Quarantena
Misura di isolamento imposta a persone o cose, in ragione della loro provenienza o del loro contatto con persone o oggetti contaminati, in grado di trasmettere una infezione epidemica o contagiosa.
Nel linguaggio comune indica il limite temporale entro il quale si ritiene necessario impedire ogni contatto con l’individuo infetto; nel linguaggio medico indica più estensivamente l’insieme delle misure restrittive destinate a ostacolare il progredire di una infezione epidemica o contagiosa, e dunque non la semplice creazione di una barriera al contagio, ma un insieme di quanto atto a contrastare tutte quelle situazioni sanitarie ed ambientali che possono favorire il contagio, quand’anche a discapito, in varia misura, della libertà umana (spesso in passato ciò avveniva senza alcun rispetto della stessa dignità dei malati).
Le misure di quarantena sono state variamente intese ed applicate nei vari periodi storici. In tal senso, nel mondo occidentale ne possono essere distinti almeno tre. Il primo (protrattosi fino al medioevo) è quello segnato dalla lebbra, di cui si ha ampia testimonianza nella Bibbia. Il secondo è quello contraddistinto dalla peste, che ha falcidiato l’Europa fra medioevo e rinascimento; il terzo, più moderno, ha visto il diffondersi soprattutto del colera e della febbre gialla.
Il sequestro dei lebbrosi, come legge sociale, prevedeva il semplice isolamento, senza alcuna preoccupazione per il loro stato di salute, e piuttosto che all’idea di malattia era legato al disgusto per le lesioni visibili, all’orrore provocato dal loro contatto, ed all’idea che fossero causate da una colpa morale; il che portava ad escludere qualunque sentimento di solidarietà, e a sancire l’allontanamento dai sani con solenni cerimonie religiose purificatrici ed espiatrici. Peraltro, paradossalmente, presso certi popoli tali individui potevano essere considerati come martiri ed oggetto di venerazione (i cavalieri di s. Lazzaro, ad esempio, dovevano consacrarsi ai lebbrosi); ed in certi periodi del medioevo taluni sani perfino si imponevano periodi di reclusione (anche perpetua) accanto ai lebbrosi, per guadagnare i meriti di una condotta di vita sacrificale.
All’inizio dell’era moderna (dunque in epoca premicrobiologica) prevalevano considerazioni di ordine medico; ed il malato veniva ritenuto vittima non colpevole di un misterioso contagio o influsso astrale. A differenza che nel caso della lebbra, l’assoluto isolamento veniva imposto (perfino brutalmente) anche ai soggetti non visibilmente affetti, ma sospetti di esserlo; da qui il loro confinamento prudenziale accanto ai malati in luoghi a ciò specificamente destinati, i lazzaretti (la lebbra era anche chiamata ‘male di s. Lazzaro’, ed il primo lazzaretto di Venezia fu chiamato così per una corruzione del nome dell’isola di Santa Maria di Nazareth), in particolare laddove, come a Venezia e Genova, erano più intensi quegli scambi commerciali per mare con l’oriente, responsabili fra Quattrocento e Cinquecento di varie epidemie di peste. V’è da notare che la diffusione di questo morbo comportò nello stesso tempo sia fenomeni estremi di crudeltà verso i malati ed i sospetti, sia manifestazioni di cinica indifferenza (in molte regioni d’Europa danze, giochi, tornei e celebrazioni pubbliche spesso non subirono alcun arresto o divieto, stante il bisogno ed il desiderio di esorcizzare il male).

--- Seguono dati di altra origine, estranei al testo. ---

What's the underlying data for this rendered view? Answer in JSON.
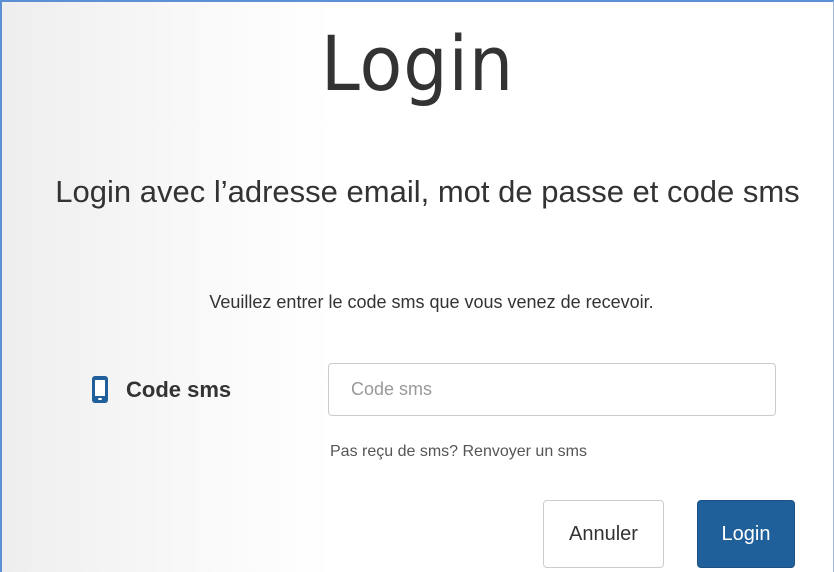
{
  "header": {
    "title": "Login"
  },
  "main": {
    "subtitle": "Login avec l’adresse email, mot de passe et code sms",
    "instruction": "Veuillez entrer le code sms que vous venez de recevoir.",
    "sms_field": {
      "label": "Code sms",
      "icon": "mobile-phone-icon",
      "value": "",
      "placeholder": "Code sms"
    },
    "resend_link": "Pas reçu de sms? Renvoyer un sms",
    "buttons": {
      "cancel_label": "Annuler",
      "login_label": "Login"
    }
  },
  "colors": {
    "primary_button": "#1f5f9a",
    "icon": "#1f5f9a",
    "text": "#333333",
    "frame_border": "#5b8fd6"
  }
}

La fase più moderna dell’istituto della quarantena obbedisce allo scopo non solo di allontanare il contagio, ma a quello più nobile di soccorrere il malato, procurandogli le migliori condizioni di vita e sanitarie atte a superare il male. Dell’originario significato del termine e delle condotte ad esso relative resta oggi solo il richiamo ai quaranta giorni arbitrari delle leggi mosaiche e del ritiro di Gesù nel deserto.